C'è una cura quasi maniacale dell'accuratezza storica, dietro al fascino potente di The Witch. Robert Eggers, regista e sceneggiatore, ha illuminato le scene solo con luce naturale e candele, come si sarebbe fatto all'epoca, in un'atmosfera cupa e profondamente vera, ha preteso che ogni costume fosse cucito a mano, che la casa fosse costruita con materiali e tecniche all'ora in uso, persino alcuni dei dialoghi sono riproposizioni di quanto si può leggere nei resoconti reali di un tempo.

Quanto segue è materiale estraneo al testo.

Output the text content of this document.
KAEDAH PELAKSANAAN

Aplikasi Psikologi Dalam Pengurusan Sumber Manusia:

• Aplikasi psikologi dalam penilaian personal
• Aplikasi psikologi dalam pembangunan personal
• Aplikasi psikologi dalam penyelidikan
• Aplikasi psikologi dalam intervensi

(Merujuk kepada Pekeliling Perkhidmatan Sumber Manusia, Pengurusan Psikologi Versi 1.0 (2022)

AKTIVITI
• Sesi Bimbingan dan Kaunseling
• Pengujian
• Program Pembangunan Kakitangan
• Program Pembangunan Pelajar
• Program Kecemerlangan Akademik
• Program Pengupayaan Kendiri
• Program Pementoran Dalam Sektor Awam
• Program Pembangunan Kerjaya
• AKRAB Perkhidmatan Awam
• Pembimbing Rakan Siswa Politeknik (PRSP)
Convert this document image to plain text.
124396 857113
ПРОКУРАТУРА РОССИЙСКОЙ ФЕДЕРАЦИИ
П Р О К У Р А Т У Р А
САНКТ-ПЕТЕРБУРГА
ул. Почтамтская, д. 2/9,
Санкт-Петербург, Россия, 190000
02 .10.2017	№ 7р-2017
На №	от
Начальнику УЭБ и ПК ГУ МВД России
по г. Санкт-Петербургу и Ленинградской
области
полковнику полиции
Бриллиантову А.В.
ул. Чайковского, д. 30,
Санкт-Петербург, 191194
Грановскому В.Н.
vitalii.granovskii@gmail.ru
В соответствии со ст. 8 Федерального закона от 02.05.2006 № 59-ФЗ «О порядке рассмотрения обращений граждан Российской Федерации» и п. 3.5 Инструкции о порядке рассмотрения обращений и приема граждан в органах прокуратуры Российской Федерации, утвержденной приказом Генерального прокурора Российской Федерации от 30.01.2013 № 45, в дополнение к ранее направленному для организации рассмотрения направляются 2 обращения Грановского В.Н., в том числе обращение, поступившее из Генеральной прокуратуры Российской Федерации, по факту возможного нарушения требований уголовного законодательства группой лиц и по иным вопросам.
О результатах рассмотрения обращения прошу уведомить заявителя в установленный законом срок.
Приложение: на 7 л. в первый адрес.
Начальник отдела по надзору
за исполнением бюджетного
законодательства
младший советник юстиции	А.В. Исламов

Si viene sbalzati con forza all'interno di una dinamica familiare già consolidata, di fronte a personaggi in divenire, a una tragedia apparentemente senza spiegazione che trova risposte solamente nella Fede o nella visione distorta che di essa ne hanno i personaggi.
E così la scomparsa di un bambino crea streghe, che siano quelle misteriose che si annidano
nell'oscurità di un bosco minaccioso e troppo vicino, o streghe tangibili tra le mura di casa, di una ragazza che sta scoprendo se stessa per la prima volta e che mostra nei segni della prima femminilità un'inquietudine mai provata prima.
La disperazione di una madre diventa così follia incontrollata, la Fede in Dio si distorce in superstizione e inquietante fanatismo, le insicurezze di una condizione precaria diventano accuse reciproche, finché il crudo realismo lascia il posto al dubbio che forse, che sia nascosto fra l'oscurità del bosco o fra le mura di una casa, il Male si annidi davvero in attesa di sferrare il suo attacco finale.
Con una tensione che non si spezza mai e una raffinatezza visiva rara, The Witch riesce a innalzarsi oltre l'horror, mettendo in scena la paranoia e l'esasperazione in maniera cruda ed estremamente efficace.